The Triumph Razoredge Owner's Club Ltd, formed in 1975, provides support to the remaining Razoredge saloons. As of 2016, the Club knows of around 250 of these cars distributed worldwide. The later two series of cars with chassis numbers commencing TDB and TDC have survived better than the earlier two variants. This may be due to the commonality of most of the mechanical parts with the Standard Vanguard which was produced during the same period.
These cars provide an elegant sedate motoring. experience. Those that were fitted with the Laycock de Normanville overdrive are able to cruise at around 55 to 60 MPH and return a fuel consumption of about 25 to 27 MPG.
The cars were distinctively styled in the later 1930s vogue for Razor Edge coachwork used in the 1940s by others including Austin for its big Sheerline. The six light (featuring three side windows on each side) design and the thin C pillars at the rear of the passenger cabin anticipated the increased window areas that would become a feature of British cars during the 1960s. The car's side profile resembled that of the contemporary prestigious saloons, which some felt was more than a coincidence. Similar styling subsequently appeared on the smaller Triumph Mayflower. The Managing Director of the Standard Motor Company at that time, Sir John Black, commissioned the design of the Razoredge saloon. There has been much discussion over the years as to exactly which designers of that period were responsible for the styling but it is very clear from the records that Sir John drove the production forward and used the Triumph name from the prewar Triumph company that had been bought by the Standard Motor Company.
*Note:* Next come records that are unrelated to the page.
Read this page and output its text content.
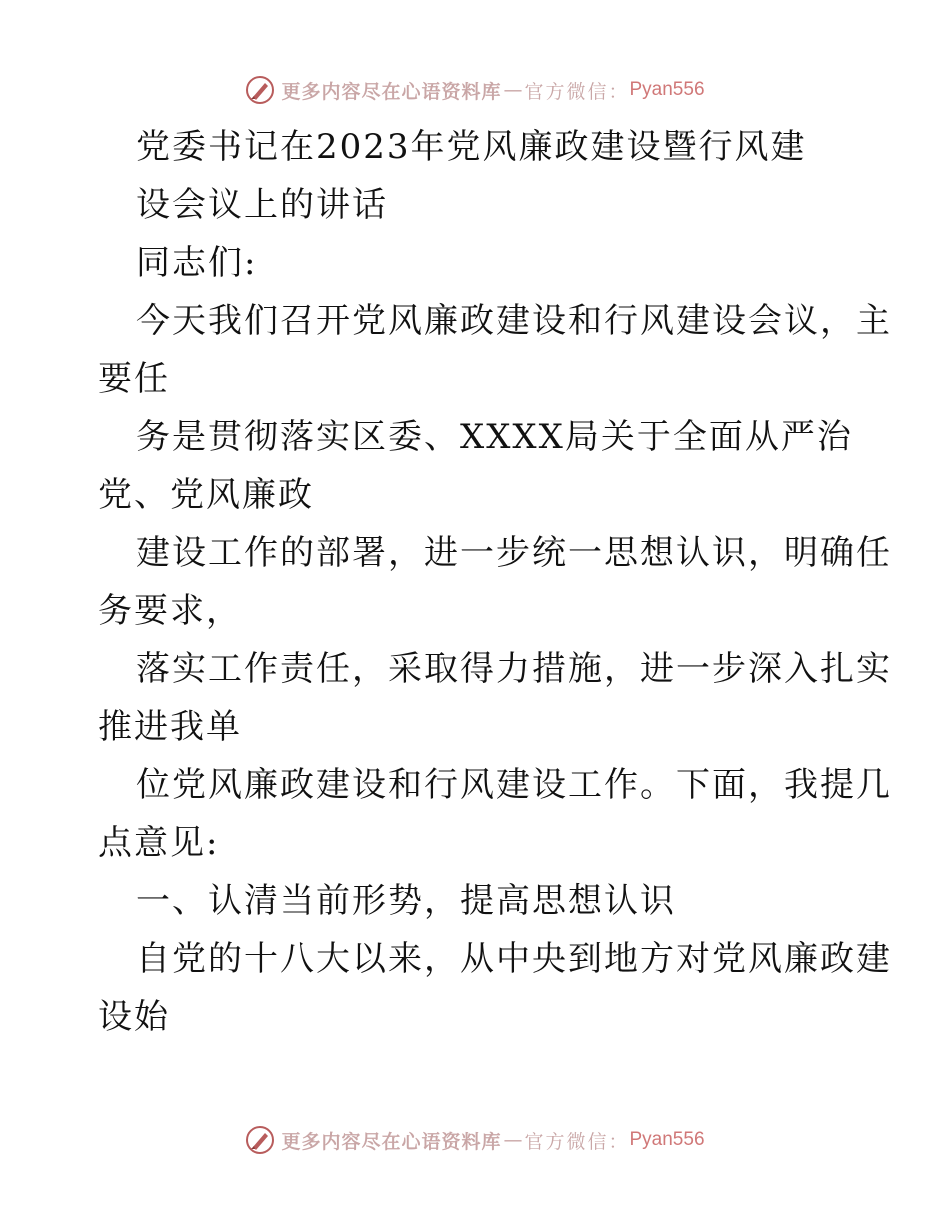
更多内容尽在心语资料库 — 官方微信： Pyan556
党委书记在2023年党风廉政建设暨行风建
设会议上的讲话
同志们:
今天我们召开党风廉政建设和行风建设会议，主
要任
务是贯彻落实区委、XXXX局关于全面从严治
党、党风廉政
建设工作的部署，进一步统一思想认识，明确任
务要求，
落实工作责任，采取得力措施，进一步深入扎实
推进我单
位党风廉政建设和行风建设工作。下面，我提几
点意见:
一、认清当前形势，提高思想认识
自党的十八大以来，从中央到地方对党风廉政建
设始
更多内容尽在心语资料库 — 官方微信： Pyan556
The body was built by Mulliners of Birmingham in the traditional coachbuilder's method of sheet metal over a wooden frame. The principal panels were constructed not from steel, which was in short supply in the wake of the Second World War, but from aluminium. It had been used extensively for aircraft manufacture during the war, which had taken place in a number of car plants (known at the time as "shadow factories") in the English Midlands. But by the mid-1950s aluminium had become the more expensive metal, which may have hastened the Renown's demise.